The proposed method has an advantage in that it can be applied irrespective of the network structure. Because the distillation method is mainly used for the network compression, it is assumed that the structure of the task-specific network differs from that of the network which transfers the knowledge. Therefore, the proposed method is likely to be used in various ways in practical applications. Another advantage is that it does not cause severe performance degradation. Even if the case of Figure 4 (h), where trained knowledge is not very helpful to the target task, the proposed method improves performance. We assumed that the two loss functions competitively affect the task-specific model, and the network selectively receives useful information for the task.

CF embedding itself is not a generally well-defined descriptor for all music or audio related tasks.

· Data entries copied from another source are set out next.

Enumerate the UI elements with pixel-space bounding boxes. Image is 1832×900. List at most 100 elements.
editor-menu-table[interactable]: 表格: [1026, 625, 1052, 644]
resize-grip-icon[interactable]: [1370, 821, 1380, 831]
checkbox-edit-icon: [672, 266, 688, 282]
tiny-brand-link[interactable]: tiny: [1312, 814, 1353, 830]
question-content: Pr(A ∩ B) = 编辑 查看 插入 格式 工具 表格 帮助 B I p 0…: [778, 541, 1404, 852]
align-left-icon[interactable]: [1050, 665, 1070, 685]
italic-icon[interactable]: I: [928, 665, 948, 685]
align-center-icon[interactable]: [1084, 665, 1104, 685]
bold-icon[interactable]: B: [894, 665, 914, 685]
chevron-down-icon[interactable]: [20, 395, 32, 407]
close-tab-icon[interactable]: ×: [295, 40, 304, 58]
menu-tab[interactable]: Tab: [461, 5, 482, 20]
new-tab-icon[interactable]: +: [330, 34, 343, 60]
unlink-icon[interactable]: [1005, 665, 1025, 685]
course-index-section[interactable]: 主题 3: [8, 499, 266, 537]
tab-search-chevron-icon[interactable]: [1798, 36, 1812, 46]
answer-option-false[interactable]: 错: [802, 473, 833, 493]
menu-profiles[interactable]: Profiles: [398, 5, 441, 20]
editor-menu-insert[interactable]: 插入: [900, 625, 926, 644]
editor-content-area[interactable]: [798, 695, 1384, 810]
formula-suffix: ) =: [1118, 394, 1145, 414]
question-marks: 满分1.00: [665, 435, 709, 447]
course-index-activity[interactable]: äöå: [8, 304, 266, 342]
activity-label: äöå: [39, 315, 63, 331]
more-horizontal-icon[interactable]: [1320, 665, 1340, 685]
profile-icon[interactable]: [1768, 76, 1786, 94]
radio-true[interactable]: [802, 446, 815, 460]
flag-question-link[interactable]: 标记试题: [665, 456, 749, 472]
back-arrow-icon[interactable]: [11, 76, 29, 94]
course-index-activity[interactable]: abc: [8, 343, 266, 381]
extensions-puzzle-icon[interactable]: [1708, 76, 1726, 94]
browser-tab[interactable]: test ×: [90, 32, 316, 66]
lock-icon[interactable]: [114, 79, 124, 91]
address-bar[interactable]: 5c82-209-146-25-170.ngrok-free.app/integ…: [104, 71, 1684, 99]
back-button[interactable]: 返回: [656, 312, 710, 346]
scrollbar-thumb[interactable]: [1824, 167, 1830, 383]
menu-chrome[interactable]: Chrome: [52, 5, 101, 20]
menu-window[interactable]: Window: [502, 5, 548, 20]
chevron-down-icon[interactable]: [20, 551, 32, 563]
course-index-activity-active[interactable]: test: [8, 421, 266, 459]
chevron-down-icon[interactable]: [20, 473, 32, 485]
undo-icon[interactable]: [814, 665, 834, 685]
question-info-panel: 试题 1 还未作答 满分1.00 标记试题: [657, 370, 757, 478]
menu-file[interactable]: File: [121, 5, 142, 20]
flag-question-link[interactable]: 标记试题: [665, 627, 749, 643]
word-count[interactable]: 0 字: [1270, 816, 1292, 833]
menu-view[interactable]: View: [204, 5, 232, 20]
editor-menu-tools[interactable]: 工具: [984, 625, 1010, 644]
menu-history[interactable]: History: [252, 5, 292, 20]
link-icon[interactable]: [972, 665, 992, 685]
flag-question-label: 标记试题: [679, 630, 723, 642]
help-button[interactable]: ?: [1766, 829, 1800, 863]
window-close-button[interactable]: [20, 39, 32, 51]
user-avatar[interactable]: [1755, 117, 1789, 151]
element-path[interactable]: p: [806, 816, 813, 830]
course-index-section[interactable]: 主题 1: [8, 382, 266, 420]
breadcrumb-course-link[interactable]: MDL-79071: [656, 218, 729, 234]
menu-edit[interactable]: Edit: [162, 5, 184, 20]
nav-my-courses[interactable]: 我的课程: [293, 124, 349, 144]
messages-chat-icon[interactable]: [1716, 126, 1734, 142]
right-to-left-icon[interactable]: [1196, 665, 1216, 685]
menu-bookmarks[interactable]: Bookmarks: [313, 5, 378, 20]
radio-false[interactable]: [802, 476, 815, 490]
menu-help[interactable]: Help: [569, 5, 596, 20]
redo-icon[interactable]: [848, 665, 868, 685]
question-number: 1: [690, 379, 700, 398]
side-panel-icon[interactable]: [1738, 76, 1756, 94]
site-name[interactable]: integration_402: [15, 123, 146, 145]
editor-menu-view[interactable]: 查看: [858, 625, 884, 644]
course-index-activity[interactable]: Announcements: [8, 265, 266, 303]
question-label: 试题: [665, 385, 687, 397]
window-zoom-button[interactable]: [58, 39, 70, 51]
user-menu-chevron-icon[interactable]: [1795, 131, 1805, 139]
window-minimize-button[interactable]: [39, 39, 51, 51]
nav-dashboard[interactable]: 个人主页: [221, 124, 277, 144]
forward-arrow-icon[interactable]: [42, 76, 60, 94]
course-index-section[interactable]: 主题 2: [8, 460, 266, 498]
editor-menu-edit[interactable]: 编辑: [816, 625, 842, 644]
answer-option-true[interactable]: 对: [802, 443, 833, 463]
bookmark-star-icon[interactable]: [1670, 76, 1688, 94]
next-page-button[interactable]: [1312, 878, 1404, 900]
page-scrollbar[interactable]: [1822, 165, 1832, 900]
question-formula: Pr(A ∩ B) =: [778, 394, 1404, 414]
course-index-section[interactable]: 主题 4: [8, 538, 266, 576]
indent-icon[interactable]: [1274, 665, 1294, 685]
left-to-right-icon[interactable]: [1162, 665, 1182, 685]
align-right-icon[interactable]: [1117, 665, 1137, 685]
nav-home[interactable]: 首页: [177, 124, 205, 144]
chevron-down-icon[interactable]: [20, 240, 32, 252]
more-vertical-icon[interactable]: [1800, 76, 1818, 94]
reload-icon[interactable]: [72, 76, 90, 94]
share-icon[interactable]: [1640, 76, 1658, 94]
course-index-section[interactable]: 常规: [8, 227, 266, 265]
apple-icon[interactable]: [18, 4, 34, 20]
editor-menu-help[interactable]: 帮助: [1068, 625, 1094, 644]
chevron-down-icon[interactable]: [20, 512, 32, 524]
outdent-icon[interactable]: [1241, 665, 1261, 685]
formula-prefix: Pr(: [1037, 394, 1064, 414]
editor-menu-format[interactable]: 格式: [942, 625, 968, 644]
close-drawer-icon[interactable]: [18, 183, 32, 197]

Since the direct use of the estimated CF embedding (fix) always shows the lowest performance, except for the Figure 4 (a) and (d). In particular, the result of the acoustic scene classification task on Figure 4 (h), which is not a music-related task, shows slightly higher performance than a random guess. Meanwhile, in Figure 4 (a), fix shows the best accuracy in three out of four model capacities. Considering EmoMusic’s experimental results show low overall performance, it is assumed that the structure used in the experiment is not suitable for this data set. We thought of the reason as the size of the dataset; EmoMusic is the smallest dataset in the experiment. In this case, CF embedding rather than the direct genre label is better ground-truth for network training. It suggests that estimated CF embedding contains the high-level information related to music and sometimes it is more powerful descriptor than the human labeled ground-truth.

In a series of experiments, there is no noticeable trend between the capacity of the model and the transfer method. We thought that model capacity would not have had a significant impact because regularization modules such as s batch normalization and SE blocks are used from base structure. In fact, the results of Figure 4 (b) and (c) are similar to state-of-the-art regardless of the capacity of the models. Rather, there appears to be a relationship between learned knowledge and transfer effect. There is a similar trend between fix and init, fix and kd, which is more prominent in the latter. It implies that the type of learned knowledge has a great influence on knowledge transfer, especially the proposed method, but further studies are required to clarify the key variables associated with it.

5 Conclusion

In this study, we proposed the knowledge transfer method that uses user-log information for music feature extraction. We made song descriptors from the user-item log and trained the model that aims to predict the song descriptors from the audio contents. Then we tried to apply the learned knowledge to various task-specific networks. According to the experimental results, the proposed distillation method successfully transferred the information of the user-log to the task-specific network as it utilized the information as an additional loss. Our method has advantages in that it can be similarly applied to various music-related tasks as well as it is the first approach that successfully utilized user-log data in conjunction with the music content data.

6 Acknowledgements

The authors are deeply grateful to Keunwoo Choi for the help on paper writing. This work was supported partly by Kakao and Kakao Brain corporations and partly by Next-Generation Information Computing Development Program through the National Research Foundation of Korea (NRF) funded by the Ministry of Science and ICT (NRF-2017M3C4A7078548).